Author: Kevin Gaudet 2009/03/23

New Brunswick Premier, Shawn Graham, recently brought down his provincial budget.  He chose the road of hope and change for taxpayers, not the tired path of the status quo that has seen the growth of ineffective and costly government.  Instead of leading the province through a debate about how much should be spent, for how long, on which new programs, Premier Graham has fostered a dialogue about how to make New Brunswick more competitive, how to leave more money in the pockets of families and how to foster an environment where businesses can create jobs.  Ontario would be wise to follow this example.

It’s easy for government to make budgetary and policy decisions during good times when they are blessed with substantial revenues.  The greater challenge, however, lies in establishing priorities during difficult economic times when government revenues are no longer growing at record pace. To help bring prosperity back to Ontario, Mr. McGuinty should follow New Brunswick’s leadership of governing during tough economic times; reducing the size and cost of government, reforming the tax system both to improve competitiveness and to provide well deserved tax relief for beleaguered Ontario taxpayers.

Premier McGuinty has an opportunity with this provincial budget to break away from his tax and spend policies of the past.  He has an opportunity to signal that Ontario will again be open for business and that he recognizes the need to make tax reform a key element of helping those in need.  

Provincial spending has ballooned during his tenure as Premier fueled by revenue generated, in part, by hikes in both personal and business taxes.  And look where this approach has taken Ontario – into have-not status as a member of the equalization-receiving gang of provinces.  Ontario families pay 43.5 percent of their income in taxes.  This is the third highest amount in Canada, slightly behind Quebec and Saskatchewan, whose tax reforms will soon drive them out of second place.  As well, Ontario businesses suffer under the highest tax rates on investment in Canada, paying 34.8 percent – fully 5.7 points higher than the national average.  

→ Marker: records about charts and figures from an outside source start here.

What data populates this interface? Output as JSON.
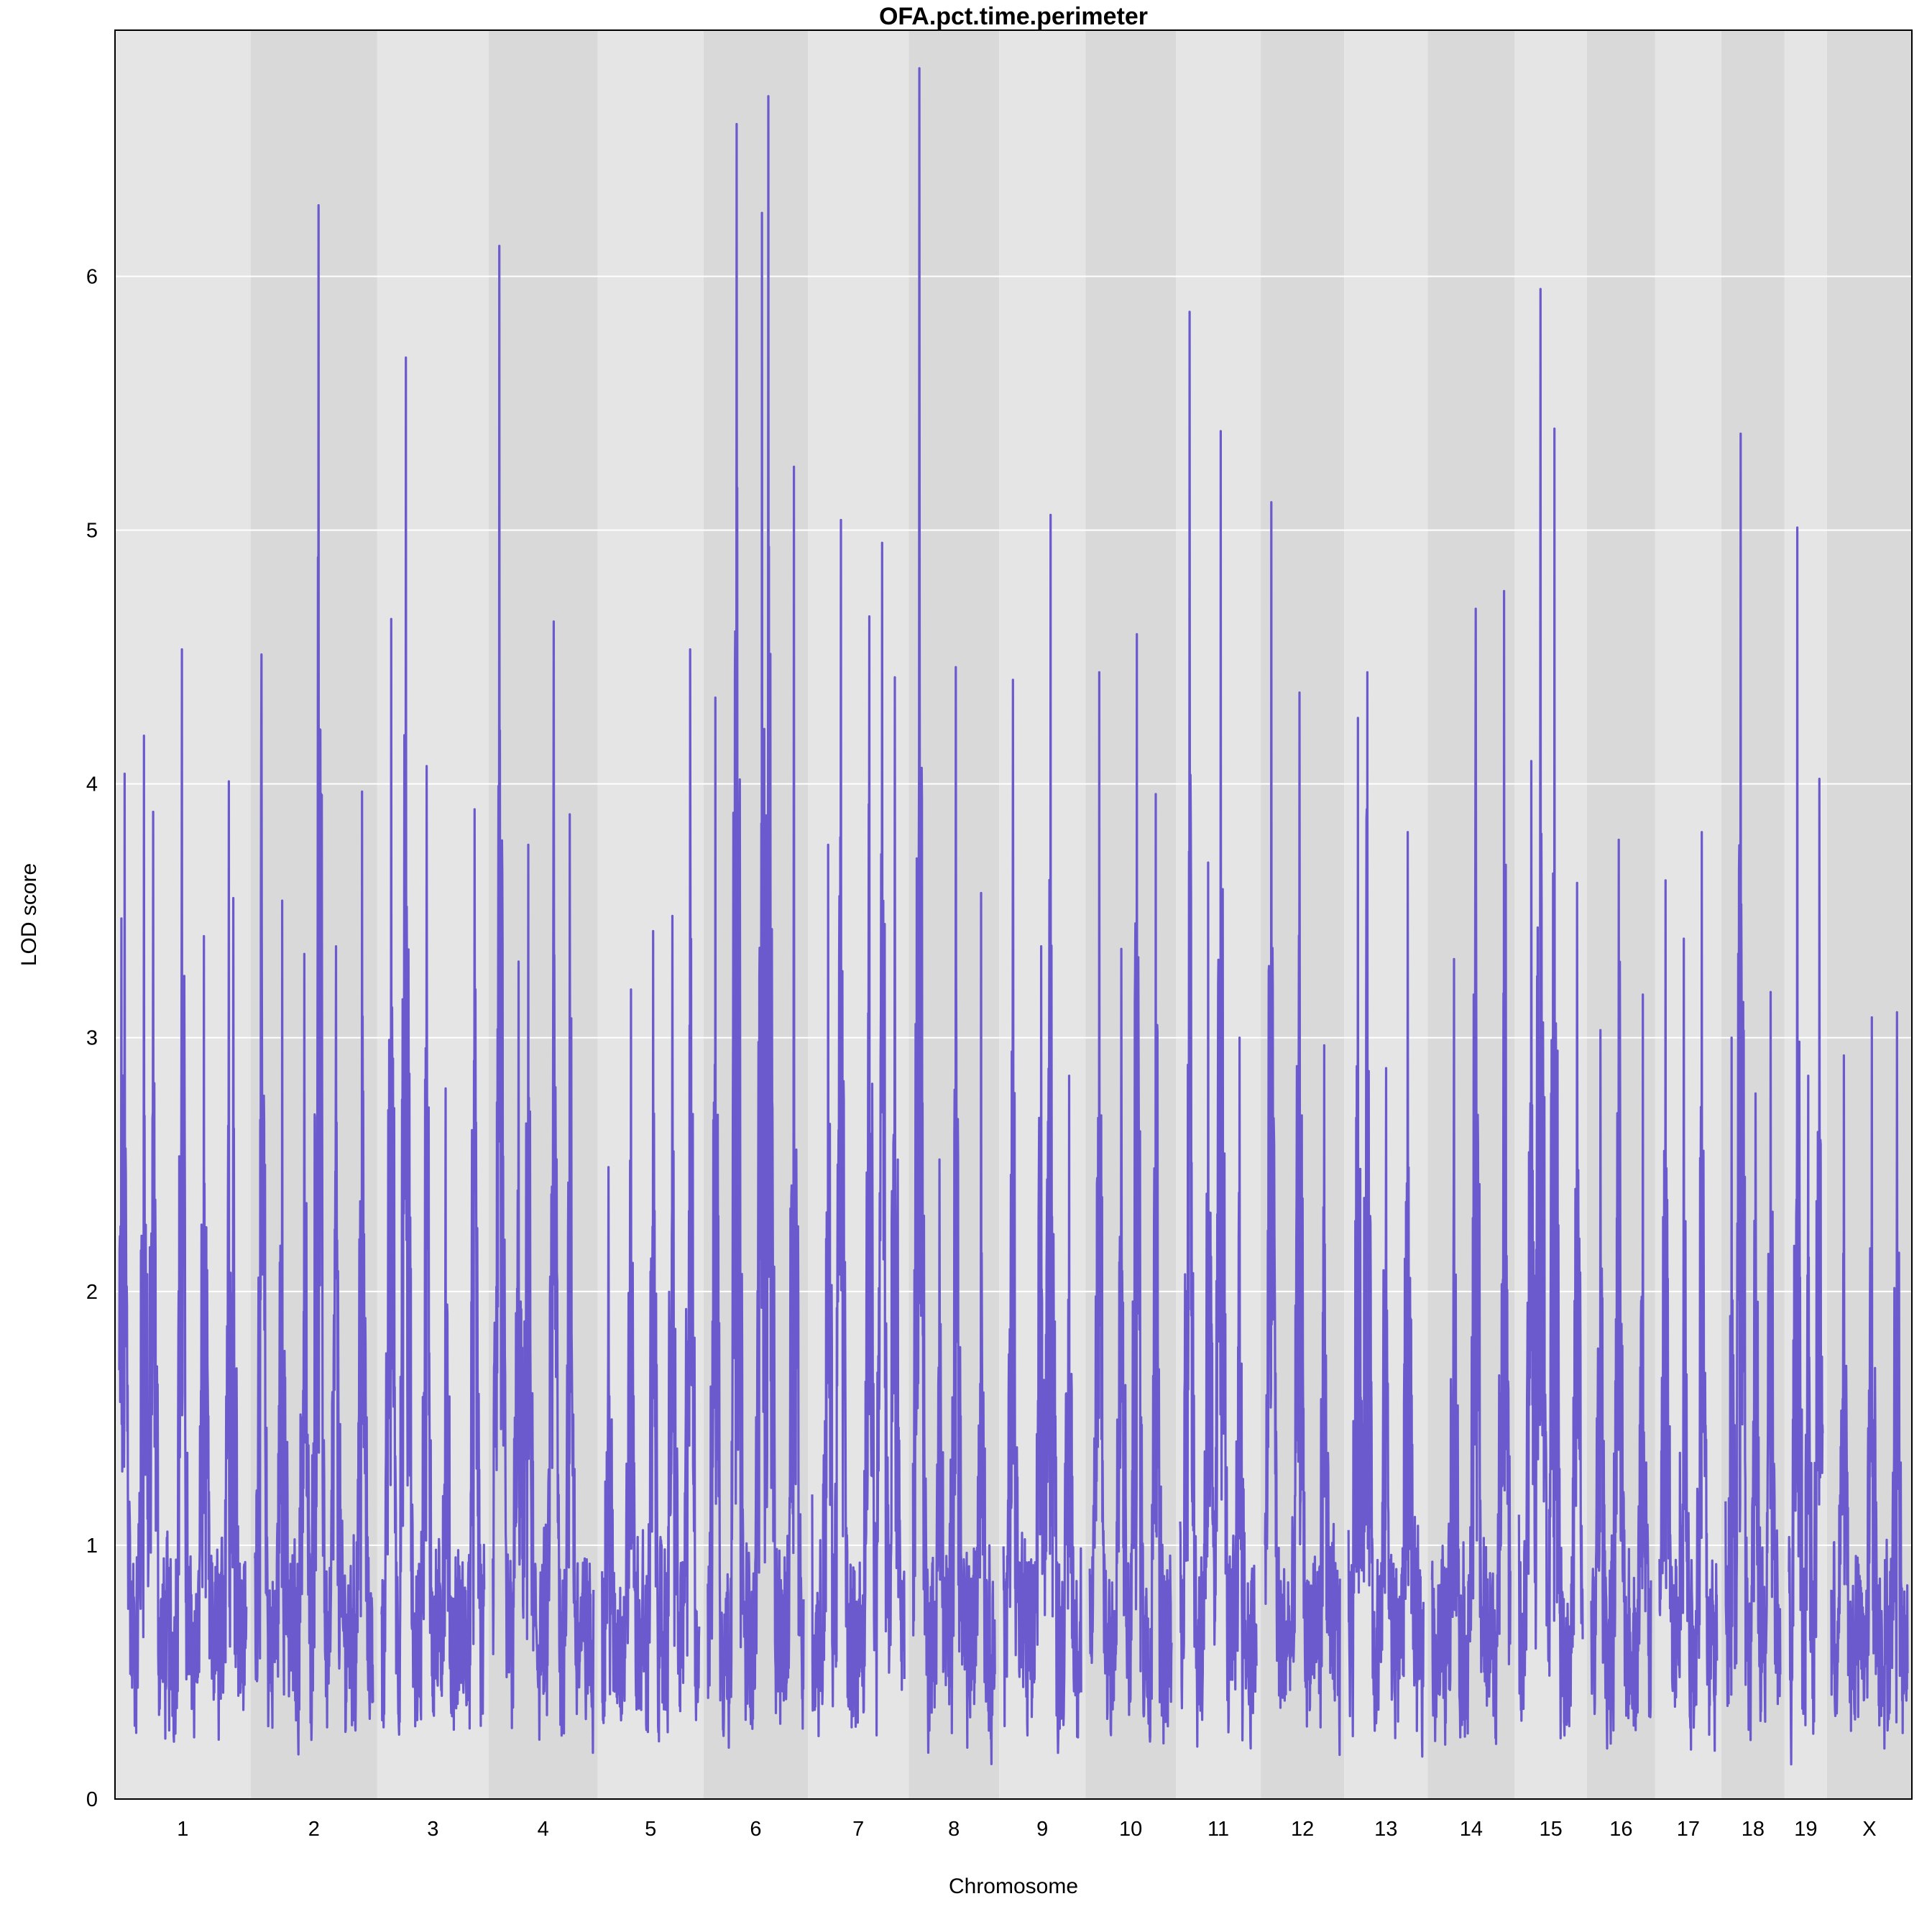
{
  "chart_data": {
    "type": "line",
    "title": "OFA.pct.time.perimeter",
    "xlabel": "Chromosome",
    "ylabel": "LOD score",
    "ylim": [
      0,
      6.97
    ],
    "yticks": [
      "0",
      "1",
      "2",
      "3",
      "4",
      "5",
      "6"
    ],
    "grid": true,
    "line_color": "#6a5acd",
    "band_colors": [
      "#e5e5e5",
      "#d9d9d9"
    ],
    "chromosomes": [
      {
        "label": "1",
        "length": 195,
        "peaks": [
          [
            3,
            3.47
          ],
          [
            8,
            4.04
          ],
          [
            38,
            4.19
          ],
          [
            52,
            3.89
          ],
          [
            96,
            4.53
          ],
          [
            130,
            3.4
          ],
          [
            168,
            4.01
          ],
          [
            175,
            3.55
          ]
        ]
      },
      {
        "label": "2",
        "length": 182,
        "peaks": [
          [
            10,
            4.51
          ],
          [
            42,
            3.54
          ],
          [
            76,
            3.33
          ],
          [
            98,
            6.28
          ],
          [
            125,
            3.36
          ],
          [
            165,
            3.97
          ]
        ]
      },
      {
        "label": "3",
        "length": 160,
        "peaks": [
          [
            15,
            4.65
          ],
          [
            38,
            5.68
          ],
          [
            70,
            4.07
          ],
          [
            100,
            2.8
          ],
          [
            145,
            3.9
          ]
        ]
      },
      {
        "label": "4",
        "length": 157,
        "peaks": [
          [
            10,
            6.12
          ],
          [
            40,
            3.3
          ],
          [
            55,
            3.76
          ],
          [
            95,
            4.64
          ],
          [
            120,
            3.88
          ]
        ]
      },
      {
        "label": "5",
        "length": 152,
        "peaks": [
          [
            10,
            2.49
          ],
          [
            45,
            3.19
          ],
          [
            80,
            3.42
          ],
          [
            110,
            3.48
          ],
          [
            138,
            4.53
          ]
        ]
      },
      {
        "label": "6",
        "length": 150,
        "peaks": [
          [
            12,
            4.34
          ],
          [
            45,
            6.6
          ],
          [
            85,
            6.25
          ],
          [
            95,
            6.71
          ],
          [
            135,
            5.25
          ]
        ]
      },
      {
        "label": "7",
        "length": 145,
        "peaks": [
          [
            25,
            3.76
          ],
          [
            45,
            5.04
          ],
          [
            90,
            4.66
          ],
          [
            110,
            4.95
          ],
          [
            130,
            4.42
          ]
        ]
      },
      {
        "label": "8",
        "length": 130,
        "peaks": [
          [
            10,
            6.82
          ],
          [
            42,
            2.52
          ],
          [
            68,
            4.46
          ],
          [
            108,
            3.57
          ]
        ]
      },
      {
        "label": "9",
        "length": 124,
        "peaks": [
          [
            15,
            4.41
          ],
          [
            60,
            3.36
          ],
          [
            75,
            5.06
          ],
          [
            105,
            2.85
          ]
        ]
      },
      {
        "label": "10",
        "length": 130,
        "peaks": [
          [
            15,
            4.44
          ],
          [
            50,
            3.35
          ],
          [
            75,
            4.59
          ],
          [
            105,
            3.96
          ]
        ]
      },
      {
        "label": "11",
        "length": 122,
        "peaks": [
          [
            15,
            5.86
          ],
          [
            45,
            3.69
          ],
          [
            65,
            5.39
          ],
          [
            95,
            3.0
          ]
        ]
      },
      {
        "label": "12",
        "length": 120,
        "peaks": [
          [
            10,
            5.11
          ],
          [
            55,
            4.36
          ],
          [
            95,
            2.97
          ]
        ]
      },
      {
        "label": "13",
        "length": 120,
        "peaks": [
          [
            15,
            4.26
          ],
          [
            30,
            4.44
          ],
          [
            60,
            2.88
          ],
          [
            95,
            3.81
          ]
        ]
      },
      {
        "label": "14",
        "length": 125,
        "peaks": [
          [
            35,
            3.31
          ],
          [
            70,
            4.69
          ],
          [
            115,
            4.76
          ]
        ]
      },
      {
        "label": "15",
        "length": 104,
        "peaks": [
          [
            20,
            4.09
          ],
          [
            35,
            5.95
          ],
          [
            58,
            5.4
          ],
          [
            95,
            3.61
          ]
        ]
      },
      {
        "label": "16",
        "length": 98,
        "peaks": [
          [
            15,
            3.03
          ],
          [
            45,
            3.78
          ],
          [
            85,
            3.17
          ]
        ]
      },
      {
        "label": "17",
        "length": 95,
        "peaks": [
          [
            10,
            3.62
          ],
          [
            40,
            3.39
          ],
          [
            70,
            3.81
          ]
        ]
      },
      {
        "label": "18",
        "length": 91,
        "peaks": [
          [
            10,
            3.0
          ],
          [
            25,
            5.38
          ],
          [
            50,
            2.78
          ],
          [
            75,
            3.18
          ]
        ]
      },
      {
        "label": "19",
        "length": 61,
        "peaks": [
          [
            15,
            5.01
          ],
          [
            35,
            2.85
          ],
          [
            55,
            4.02
          ]
        ]
      },
      {
        "label": "X",
        "length": 122,
        "peaks": [
          [
            20,
            2.93
          ],
          [
            65,
            3.08
          ],
          [
            105,
            3.1
          ]
        ]
      }
    ],
    "troughs_min": 0.04,
    "baseline_mean": 1.6
  }
}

Now is the time to reduce the size and cost of government; freeze all public sector wages, freeze hiring and implement a cost-saving incentive for public servants where they can get bonuses when they meaningfully save taxpayer dollars.  Now is the time to implement the recommendations of the Auditor General who rightly identified billions of year-end spending that is wasteful and should be eliminated.

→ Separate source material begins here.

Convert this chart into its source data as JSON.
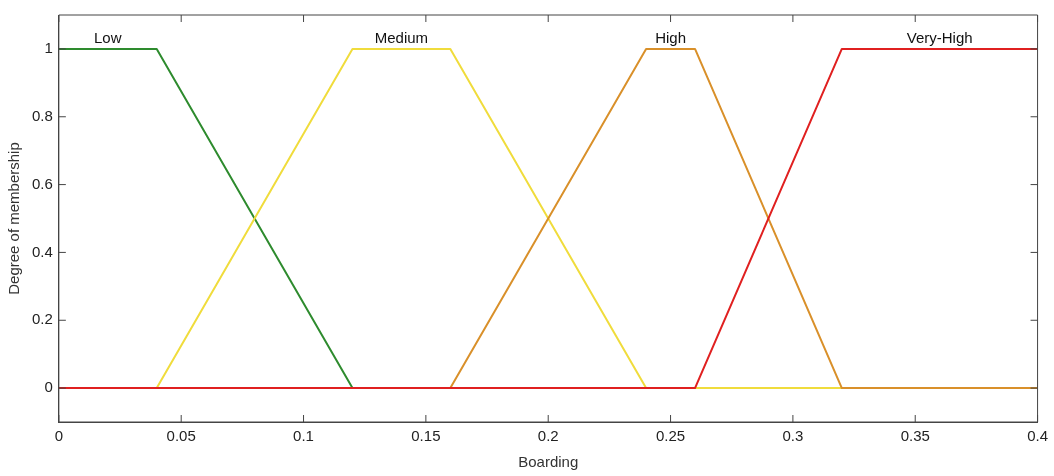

Mr. McGuinty should also follow the New Brunswick example on tax reform for individuals, businesses and property taxpayers.  New policies will make taxes lower, flatter and simpler.  First, raising the basic personal exemption takes more low-income earners of the tax rolls altogether.  Second, Mr. Graham is flattening the tax system down from four brackets to two, putting more money into the hands of the middle class.  Third, there is a plan to reduce business taxes from 13 percent down to 8 percent over four years, giving New Brunswick the lowest business tax in Canada.  

It is widely reported that Ontario will deliver record-breaking budget deficits for the foreseeable future – in excess of $12-billion per year.  This could have been avoided had Mr. McGuinty been preparing for this rainy day.  Instead, he has focused his efforts on driving up spending by over $23-billion a year.  Now the public discussion needs to centre on government priorities, on which requests for money the government must reject.  Every dollar borrowed is a dollar taken from a future taxpayer.  With Ontario’s dismal debt repayment rate, today’s deficits amount to fiscal child abuse.  

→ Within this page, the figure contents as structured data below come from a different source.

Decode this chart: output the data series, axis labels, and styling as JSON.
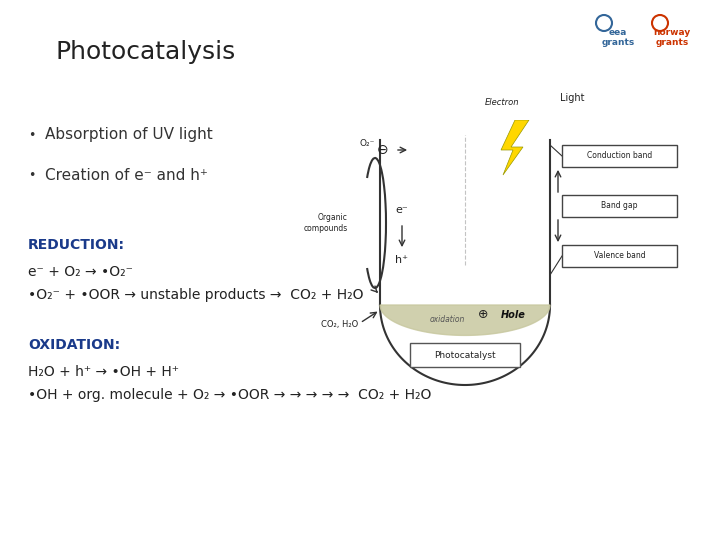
{
  "title": "Photocatalysis",
  "background_color": "#ffffff",
  "title_color": "#222222",
  "bullet_color": "#333333",
  "reduction_color": "#1a3a8a",
  "oxidation_color": "#1a3a8a",
  "body_color": "#222222",
  "diagram_color": "#333333",
  "band_fill": "#ffffff",
  "hole_fill": "#c8c8a0",
  "lightning_color": "#FFD700",
  "bullet1": "Absorption of UV light",
  "bullet2": "Creation of e⁻ and h⁺",
  "reduction_label": "REDUCTION:",
  "red_line1": "e⁻ + O₂ → •O₂⁻",
  "red_line2": "•O₂⁻ + •OOR → unstable products →  CO₂ + H₂O",
  "oxidation_label": "OXIDATION:",
  "ox_line1": "H₂O + h⁺ → •OH + H⁺",
  "ox_line2": "•OH + org. molecule + O₂ → •OOR → → → → →  CO₂ + H₂O"
}
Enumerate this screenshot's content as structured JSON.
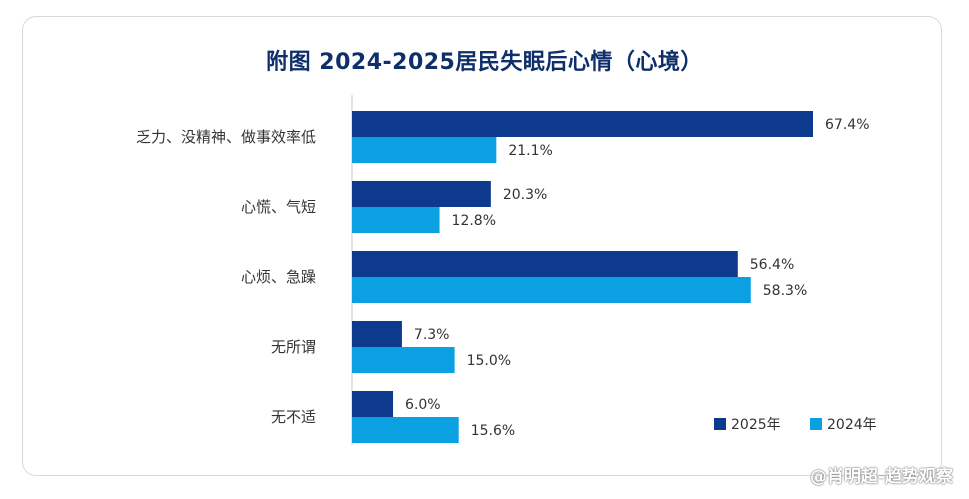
{
  "chart_data": {
    "type": "bar",
    "orientation": "horizontal",
    "title": "附图 2024-2025居民失眠后心情（心境）",
    "categories": [
      "乏力、没精神、做事效率低",
      "心慌、气短",
      "心烦、急躁",
      "无所谓",
      "无不适"
    ],
    "series": [
      {
        "name": "2025年",
        "color": "#0d3a8c",
        "values": [
          67.4,
          20.3,
          56.4,
          7.3,
          6.0
        ],
        "labels": [
          "67.4%",
          "20.3%",
          "56.4%",
          "7.3%",
          "6.0%"
        ]
      },
      {
        "name": "2024年",
        "color": "#0aa0e2",
        "values": [
          21.1,
          12.8,
          58.3,
          15.0,
          15.6
        ],
        "labels": [
          "21.1%",
          "12.8%",
          "58.3%",
          "15.0%",
          "15.6%"
        ]
      }
    ],
    "xlim": [
      0,
      70
    ],
    "legend_position": "bottom-right",
    "grid": false
  },
  "watermark": "@肖明超-趋势观察"
}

Too many pundits and politicians are calling for the government to use falling revenues as an excuse to fund their pet projects, of course, using other people’s money.  Now is not the time for such selfish and petty short-sightedness.  Instead, this budget provides Mr. McGuinty with a chance to provide leadership, to provide hope for taxpayers and to bring necessary change to the current failed policy of high taxes and high spending.  Alberta did it.  Saskatchewan is doing it.  New Brunswick is trying it.  Now it is Ontario’s turn.